O volvemos a San Agustín y Santo Tomás, o no hay nada que hacer

Pero gracias sean dadas a Dios, porque siendo esclavos del pecado, obedecisteis de corazón a la norma de doctrina a la que habéis sido entregados,  y libres ya del pecado, habéis venido a ser esclavos de la justicia.

Romanos 6,17-18

Corren recios tiempos para aquellos que creen que aunque el cristianismo no es una mera recopilación de doctrinas fundadas en la Escritura y la Tradición y acrisoladas por siglos de Magisterio eclesial, sin la sana doctrina es de todo punto imposible desarrollar una pastoral adecuada que pueda conducir a los hombres al encuentro con Cristo, verdadero Dios y verdadero hombre y, en cuanto tal, único mediador entre Dios y los hombres.

Aun más, quienes así piensan y lo dicen, suelen ser acusados de fariseos, escribas, fundamentalistas y toda una catarata de adjetivos similares. Los acusadores pretenden poco menos que convertir el cristianismo en una religión de sentimientos buenistas que busca hacer que el paso por este valle de lágrimas que es la vida sea lo más “fácil y cómodo” posible, sin tener en cuenta que precisamente lo que está en juego en los años que vivimos a este lado de la frontera determinará nuestro destino en toda la eternidad. Y créanme, esa eternidad dura mucho. De hecho, no tiene fin. Si tuviéramos un mínimo de sentido de lo eterno, entenderíamos que las pocas o muchas décadas que nos toque vivir ahora son la nada comparadas con lo que llegará después. 

Hay hoy una casi absoluta falta de entendimiento de la verdadera naturaleza de Dios. Nos han dibujado un Dios al que apenas importa el pecado. Creen que el hecho de que Dios sea amor está por encima de su condición de santo, como si su amor y su santidad fueran dos fuerzas contrapuestas. La realidad es que la santidad de Dios es incompatible con el más leve de los pecados. Y tanto nos ama Dios que envió a su Hijo a redimirnos, a salvarnos no solo de la consecuencia de nuestros pecados, sino a liberarnos verdaderamente de la esclavitud en la que vivimos cometiéndolos. 

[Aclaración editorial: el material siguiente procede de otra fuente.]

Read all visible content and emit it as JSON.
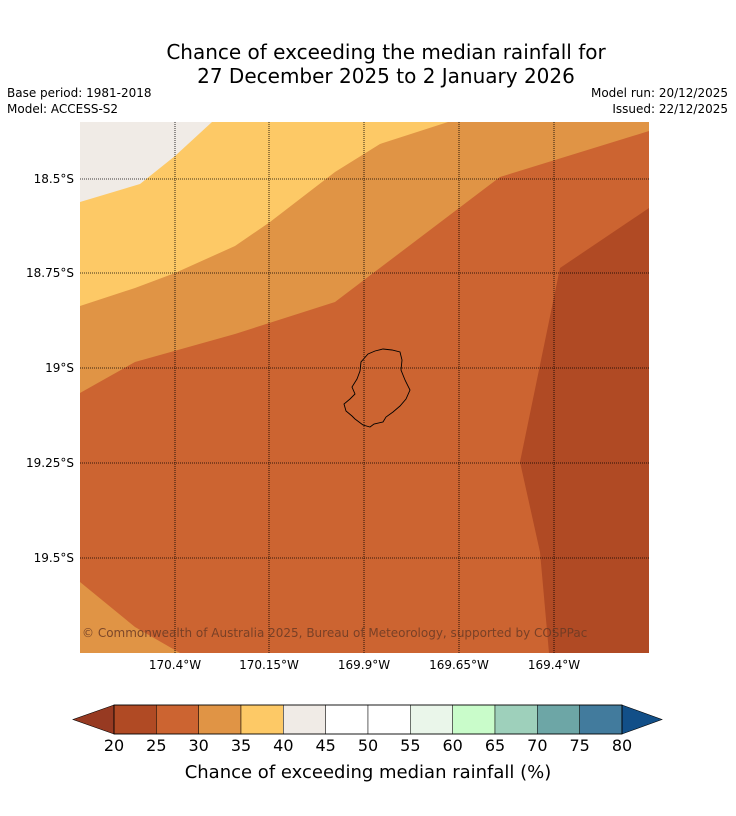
{
  "title_line1": "Chance of exceeding the median rainfall for",
  "title_line2": "27 December 2025 to 2 January 2026",
  "meta": {
    "base_period": "Base period: 1981-2018",
    "model": "Model: ACCESS-S2",
    "model_run": "Model run: 20/12/2025",
    "issued": "Issued: 22/12/2025"
  },
  "map": {
    "lat_labels": [
      "18.5°S",
      "18.75°S",
      "19°S",
      "19.25°S",
      "19.5°S"
    ],
    "lon_labels": [
      "170.4°W",
      "170.15°W",
      "169.9°W",
      "169.65°W",
      "169.4°W"
    ],
    "copyright": "© Commonwealth of Australia 2025, Bureau of Meteorology, supported by COSPPac",
    "colors": {
      "c20_25": "#b04a24",
      "c25_30": "#cc6431",
      "c30_35": "#e09445",
      "c35_40": "#fdc966",
      "c40_45": "#f0ebe6"
    }
  },
  "colorbar": {
    "ticks": [
      "20",
      "25",
      "30",
      "35",
      "40",
      "45",
      "50",
      "55",
      "60",
      "65",
      "70",
      "75",
      "80"
    ],
    "label": "Chance of exceeding median rainfall (%)",
    "colors": [
      "#b04a24",
      "#cc6431",
      "#e09445",
      "#fdc966",
      "#f0ebe6",
      "#ffffff",
      "#ffffff",
      "#eaf6ea",
      "#c9fcca",
      "#9ed0bb",
      "#6da6a6",
      "#427b9d",
      "#124f88"
    ],
    "under_color": "#973a22",
    "over_color": "#124f88"
  }
}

Porque Dios es santo nos ama. Porque nos ama tanto, quiere hacernos santos. Y su gracia es el instrumento para edificar nuestras almas como templos de santidad en los que su Espíritu Santo habite, transformándonos a imagen y semejanza de su Hijo Jesucristo, el Santo de los santos. 

Equivocada sería igualmente la imagen de un Dios justiciero, que esperara cualquier fallo grave nuestro para enviarnos de cabeza y sin remedio al infierno. Un Dios deseoso de condenar a los hombres no habría enviado a su Hijo a salvarlos.